Two Simple Charts That Say Everything About Our Debt Situation

Let’s keep this relatively simple. 

Apropos of the Republican/Democratic tussle that finally went to the mat yesterday with the President’s speech at George Washington University: We offer two charts to illustrate where we are, and why “where we are” is not sustainable. 

The graphs below speak for themselves – but we’ve nevertheless thrown in a few comments following them for extra measure.

This is how we have been financing the past three decades of ephemeral growth (with the exception of the growth of the late 90’s which was mostly bought and paid for with real productivity):


[credit provider=”Federal Reserve Board z.1 and BEA NIPA data”]

And this is the income allocation that the above leverage has enabled and fostered:


[credit provider=”Source: BEA NIPA data and BLS CES and CPS data”]


We’ve cleaned up the Personal Income data, to be fair (as the inequity would look more extreme if we hadn’t), to eliminate returns on assets and transfer payments, in order to get down to brass tacks.  Good data on this series only goes back to 1964, but prior to the “Reagan Recovery,” the hourly earnings of the folks on the factory floors, and manning the desks in the offices, of the U.S. private sector were nearly perfectly tracking overall personal income growth.  Beginning in 1983 – and sustained throughout the past nearly-30 years – personal income grew substantially faster than hourly wages.  Where did all the excess go?

Well, the hourly wage data above included production and non-supervisory workers only.  So we will leave it to you to figure out who are the lucky members of that blue zone above.

Two things happened yesterday that are of note.  In a more public venue, as mentioned above, President Obama finally woke up to the fact that the Republicans have long been “graciously” ceding to him a populist argument he’s avoided since the day after his inaugural, and daring him to take it up,  The President heretofore hasn’t done so, in part because he’s been listening to the wrong people for too long, and, to a greater extent, because he has, in general, proven to be extremely uncomfortable with the exercise of the presidential prerogative of laying out to the people exactly what he wants and using the bully pulpit to get it.  Sort of a Keynesian Calvin Coolidge (although not silent, he has been saying little).

A few hours after the President’s speech – in a an intimate, unabashedly wonkish forum organised by the Levy Economics Institute of Bard College at the Ford Foundation, to celebrate the Institute’s 20th Annual Hyman P. Minsky Conference, Bill Gross’s former PIMCO partner, Paul McCulley, gave a passionate lecture on the state of the developed world’s economies.  Paul was interestingly unperturbed with the process of financial institution reform and the prospect for the financial sector’s (and the U.S. economy’s) double dip (we may not be in total agreement, but give him his due respect).  He was very concerned about the fracturing of the Eurozone and the implications or the global economy.  But if anything keeps Mr. McCulley – a man who has no-doubt benefitted enormously from the events of the past three decades – up at night, it is the unsustainable levels of income and wealth distribution that have materialised in the U.S.  It was a most impressive speech – far more so than the President’s.

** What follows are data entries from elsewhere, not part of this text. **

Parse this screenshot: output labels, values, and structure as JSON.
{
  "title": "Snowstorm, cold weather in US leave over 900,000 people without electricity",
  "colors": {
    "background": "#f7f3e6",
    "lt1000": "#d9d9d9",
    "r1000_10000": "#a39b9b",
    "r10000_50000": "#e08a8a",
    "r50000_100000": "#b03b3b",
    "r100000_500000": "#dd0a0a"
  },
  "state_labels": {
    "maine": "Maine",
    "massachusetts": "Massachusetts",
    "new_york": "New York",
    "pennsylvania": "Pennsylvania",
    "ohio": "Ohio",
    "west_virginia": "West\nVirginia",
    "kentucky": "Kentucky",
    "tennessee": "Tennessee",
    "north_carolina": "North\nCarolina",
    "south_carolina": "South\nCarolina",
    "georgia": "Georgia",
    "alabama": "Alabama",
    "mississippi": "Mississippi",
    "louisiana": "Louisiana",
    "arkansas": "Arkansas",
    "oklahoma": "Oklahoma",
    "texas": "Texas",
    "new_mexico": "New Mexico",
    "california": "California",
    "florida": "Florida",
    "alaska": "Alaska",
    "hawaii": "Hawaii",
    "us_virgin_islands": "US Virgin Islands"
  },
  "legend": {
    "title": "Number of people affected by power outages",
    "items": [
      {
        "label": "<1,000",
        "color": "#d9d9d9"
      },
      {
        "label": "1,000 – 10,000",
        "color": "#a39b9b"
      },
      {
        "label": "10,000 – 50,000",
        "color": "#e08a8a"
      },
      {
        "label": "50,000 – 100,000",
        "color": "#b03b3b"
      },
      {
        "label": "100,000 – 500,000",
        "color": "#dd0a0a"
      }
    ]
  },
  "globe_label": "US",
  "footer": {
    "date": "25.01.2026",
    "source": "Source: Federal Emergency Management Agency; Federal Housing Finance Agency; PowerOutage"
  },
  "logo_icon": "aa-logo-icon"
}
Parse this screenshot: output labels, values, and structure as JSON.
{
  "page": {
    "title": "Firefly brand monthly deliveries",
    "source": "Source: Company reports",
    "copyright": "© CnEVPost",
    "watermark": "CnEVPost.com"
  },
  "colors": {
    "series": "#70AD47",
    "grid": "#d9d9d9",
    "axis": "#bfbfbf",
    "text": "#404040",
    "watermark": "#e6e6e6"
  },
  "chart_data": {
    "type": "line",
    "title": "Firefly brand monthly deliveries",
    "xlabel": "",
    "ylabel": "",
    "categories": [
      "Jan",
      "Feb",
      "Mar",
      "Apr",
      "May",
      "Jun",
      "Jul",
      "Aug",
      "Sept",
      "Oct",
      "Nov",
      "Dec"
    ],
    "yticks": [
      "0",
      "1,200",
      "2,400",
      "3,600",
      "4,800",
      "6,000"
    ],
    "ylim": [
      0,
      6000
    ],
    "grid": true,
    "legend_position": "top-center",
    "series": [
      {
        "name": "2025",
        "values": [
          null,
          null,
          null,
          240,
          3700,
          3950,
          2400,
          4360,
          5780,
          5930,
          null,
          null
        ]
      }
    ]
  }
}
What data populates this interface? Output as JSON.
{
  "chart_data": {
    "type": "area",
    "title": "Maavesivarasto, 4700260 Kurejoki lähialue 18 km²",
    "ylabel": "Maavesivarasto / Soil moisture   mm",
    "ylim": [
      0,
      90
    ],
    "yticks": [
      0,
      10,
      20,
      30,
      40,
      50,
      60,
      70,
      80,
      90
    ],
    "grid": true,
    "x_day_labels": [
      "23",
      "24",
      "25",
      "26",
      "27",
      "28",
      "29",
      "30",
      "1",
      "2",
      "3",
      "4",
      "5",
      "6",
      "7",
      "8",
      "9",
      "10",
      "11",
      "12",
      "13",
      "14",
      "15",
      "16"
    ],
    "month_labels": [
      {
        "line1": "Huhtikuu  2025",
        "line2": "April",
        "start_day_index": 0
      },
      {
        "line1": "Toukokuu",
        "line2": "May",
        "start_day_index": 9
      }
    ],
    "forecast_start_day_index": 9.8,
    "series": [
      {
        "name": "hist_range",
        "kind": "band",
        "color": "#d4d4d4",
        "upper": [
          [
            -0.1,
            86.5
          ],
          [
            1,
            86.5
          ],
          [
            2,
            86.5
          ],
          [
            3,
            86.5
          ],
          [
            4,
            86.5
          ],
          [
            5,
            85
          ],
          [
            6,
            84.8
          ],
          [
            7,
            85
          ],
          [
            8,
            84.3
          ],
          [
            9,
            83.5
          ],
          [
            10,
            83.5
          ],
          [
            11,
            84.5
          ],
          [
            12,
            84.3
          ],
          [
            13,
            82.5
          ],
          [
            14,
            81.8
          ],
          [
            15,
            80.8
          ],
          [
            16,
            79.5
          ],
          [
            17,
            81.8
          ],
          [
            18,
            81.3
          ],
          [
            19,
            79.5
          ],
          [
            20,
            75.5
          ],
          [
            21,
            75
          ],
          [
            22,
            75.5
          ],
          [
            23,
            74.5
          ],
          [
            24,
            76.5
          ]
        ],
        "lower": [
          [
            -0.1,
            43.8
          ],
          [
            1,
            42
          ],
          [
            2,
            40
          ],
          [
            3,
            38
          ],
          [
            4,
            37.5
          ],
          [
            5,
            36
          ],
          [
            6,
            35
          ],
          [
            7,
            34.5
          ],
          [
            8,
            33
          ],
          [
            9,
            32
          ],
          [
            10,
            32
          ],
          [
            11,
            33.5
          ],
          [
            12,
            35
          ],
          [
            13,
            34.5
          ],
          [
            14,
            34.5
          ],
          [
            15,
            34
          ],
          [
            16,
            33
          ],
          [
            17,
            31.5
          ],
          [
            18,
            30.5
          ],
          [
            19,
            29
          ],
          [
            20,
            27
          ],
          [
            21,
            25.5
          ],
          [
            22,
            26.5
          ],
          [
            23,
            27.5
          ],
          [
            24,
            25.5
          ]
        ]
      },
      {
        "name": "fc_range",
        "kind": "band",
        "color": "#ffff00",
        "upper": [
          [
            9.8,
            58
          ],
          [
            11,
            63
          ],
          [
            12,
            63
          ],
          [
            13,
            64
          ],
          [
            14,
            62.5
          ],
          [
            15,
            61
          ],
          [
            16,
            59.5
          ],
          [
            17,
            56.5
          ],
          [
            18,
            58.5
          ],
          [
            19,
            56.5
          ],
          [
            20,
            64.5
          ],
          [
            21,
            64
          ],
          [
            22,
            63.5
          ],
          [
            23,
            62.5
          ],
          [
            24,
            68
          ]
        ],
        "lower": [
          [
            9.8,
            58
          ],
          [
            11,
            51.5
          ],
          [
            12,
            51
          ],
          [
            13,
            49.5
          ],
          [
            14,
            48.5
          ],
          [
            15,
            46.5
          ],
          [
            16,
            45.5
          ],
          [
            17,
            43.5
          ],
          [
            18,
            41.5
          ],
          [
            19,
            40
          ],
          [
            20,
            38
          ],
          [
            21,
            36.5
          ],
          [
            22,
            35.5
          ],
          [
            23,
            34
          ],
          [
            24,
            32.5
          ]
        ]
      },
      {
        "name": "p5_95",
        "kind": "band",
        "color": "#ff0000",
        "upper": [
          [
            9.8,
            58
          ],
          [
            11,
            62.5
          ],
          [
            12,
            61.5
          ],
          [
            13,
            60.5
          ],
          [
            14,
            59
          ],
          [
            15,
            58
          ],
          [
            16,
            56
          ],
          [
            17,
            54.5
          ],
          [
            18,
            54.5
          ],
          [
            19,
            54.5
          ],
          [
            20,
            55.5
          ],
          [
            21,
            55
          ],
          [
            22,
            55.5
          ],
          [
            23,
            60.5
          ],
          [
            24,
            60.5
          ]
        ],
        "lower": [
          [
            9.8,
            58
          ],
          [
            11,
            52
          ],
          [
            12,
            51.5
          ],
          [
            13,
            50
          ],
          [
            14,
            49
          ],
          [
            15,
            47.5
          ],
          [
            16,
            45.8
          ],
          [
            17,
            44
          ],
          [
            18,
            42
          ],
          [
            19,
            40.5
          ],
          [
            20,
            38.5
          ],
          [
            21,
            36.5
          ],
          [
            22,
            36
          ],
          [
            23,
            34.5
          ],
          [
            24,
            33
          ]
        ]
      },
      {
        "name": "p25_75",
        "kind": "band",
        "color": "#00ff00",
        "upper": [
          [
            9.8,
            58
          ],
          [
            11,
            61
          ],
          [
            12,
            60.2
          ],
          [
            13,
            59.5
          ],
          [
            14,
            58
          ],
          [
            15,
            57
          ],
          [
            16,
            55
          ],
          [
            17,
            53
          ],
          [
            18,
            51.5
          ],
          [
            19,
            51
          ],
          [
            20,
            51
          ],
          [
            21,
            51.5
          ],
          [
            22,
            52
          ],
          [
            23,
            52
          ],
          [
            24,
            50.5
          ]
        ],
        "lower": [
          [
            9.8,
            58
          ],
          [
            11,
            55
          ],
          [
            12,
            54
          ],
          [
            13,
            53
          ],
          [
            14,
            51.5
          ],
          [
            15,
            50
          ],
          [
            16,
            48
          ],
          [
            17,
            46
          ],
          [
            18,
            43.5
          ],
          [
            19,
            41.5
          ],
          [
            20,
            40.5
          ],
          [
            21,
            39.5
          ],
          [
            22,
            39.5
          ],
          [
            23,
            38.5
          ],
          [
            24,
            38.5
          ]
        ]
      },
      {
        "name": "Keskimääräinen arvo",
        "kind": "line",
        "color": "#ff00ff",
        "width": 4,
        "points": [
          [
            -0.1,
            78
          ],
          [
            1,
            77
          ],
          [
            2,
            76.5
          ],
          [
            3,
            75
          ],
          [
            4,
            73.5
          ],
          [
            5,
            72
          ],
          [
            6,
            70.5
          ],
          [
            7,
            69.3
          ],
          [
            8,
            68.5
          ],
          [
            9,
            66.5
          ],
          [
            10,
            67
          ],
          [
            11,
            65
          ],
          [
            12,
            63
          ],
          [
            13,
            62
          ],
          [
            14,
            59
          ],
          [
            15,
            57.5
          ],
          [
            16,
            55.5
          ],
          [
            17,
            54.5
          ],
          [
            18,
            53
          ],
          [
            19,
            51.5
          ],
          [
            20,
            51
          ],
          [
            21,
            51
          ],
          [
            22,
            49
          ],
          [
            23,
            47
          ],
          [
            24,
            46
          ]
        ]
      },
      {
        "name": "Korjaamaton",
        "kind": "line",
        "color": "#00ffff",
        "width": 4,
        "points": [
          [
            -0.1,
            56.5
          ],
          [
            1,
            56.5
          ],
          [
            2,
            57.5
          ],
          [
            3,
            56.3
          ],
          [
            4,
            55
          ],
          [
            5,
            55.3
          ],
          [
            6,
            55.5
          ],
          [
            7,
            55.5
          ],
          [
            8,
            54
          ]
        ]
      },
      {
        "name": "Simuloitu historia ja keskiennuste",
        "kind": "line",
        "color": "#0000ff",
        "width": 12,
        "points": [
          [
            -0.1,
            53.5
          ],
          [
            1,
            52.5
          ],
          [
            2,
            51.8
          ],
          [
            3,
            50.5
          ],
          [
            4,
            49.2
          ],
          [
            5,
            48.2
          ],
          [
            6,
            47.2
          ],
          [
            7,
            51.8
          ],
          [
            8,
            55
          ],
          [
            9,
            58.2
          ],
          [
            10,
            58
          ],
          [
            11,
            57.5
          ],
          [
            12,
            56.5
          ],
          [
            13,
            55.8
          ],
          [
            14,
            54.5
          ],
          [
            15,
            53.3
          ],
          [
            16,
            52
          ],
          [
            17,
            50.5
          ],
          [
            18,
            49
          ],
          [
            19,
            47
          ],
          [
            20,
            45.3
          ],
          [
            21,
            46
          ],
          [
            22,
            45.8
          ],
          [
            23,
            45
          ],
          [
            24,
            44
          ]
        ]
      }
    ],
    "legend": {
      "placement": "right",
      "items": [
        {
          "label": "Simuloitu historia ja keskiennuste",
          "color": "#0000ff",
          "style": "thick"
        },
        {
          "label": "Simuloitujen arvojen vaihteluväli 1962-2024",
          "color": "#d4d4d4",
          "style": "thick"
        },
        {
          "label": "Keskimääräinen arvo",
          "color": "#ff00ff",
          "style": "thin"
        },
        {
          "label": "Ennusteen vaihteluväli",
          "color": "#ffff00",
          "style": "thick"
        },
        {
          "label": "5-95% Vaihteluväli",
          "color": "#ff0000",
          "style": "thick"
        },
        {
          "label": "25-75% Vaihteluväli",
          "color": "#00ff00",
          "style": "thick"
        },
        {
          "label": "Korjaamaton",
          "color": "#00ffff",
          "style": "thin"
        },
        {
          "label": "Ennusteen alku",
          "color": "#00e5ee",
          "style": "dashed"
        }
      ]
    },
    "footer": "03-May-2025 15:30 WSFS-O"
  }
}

While we have been engaged in a bacchanalia of borrowing – taking debt by any measure (nominally or relative to GDP) to stratospheric levels – the U.S. has engineered a winner-take-all economy and indebted both the majority of its people and its government to keep a “don’t tax, but spend anyway” and consumerist fantasy alive.

And now we are met on a field of battle we never expected to be fighting on in those Cold War days of the 80’s when this all began.  Now we are facing unprecedented competition from the 3.3 billion people of the BRICS nations, massive wage and trade imbalances, and underemployment levels unseen since the great depression.   And we are trying desperately to avoid nominal wage deflation (real wage deflation is already well underway).

Paul McCulley is right – the status quo is unsustainable.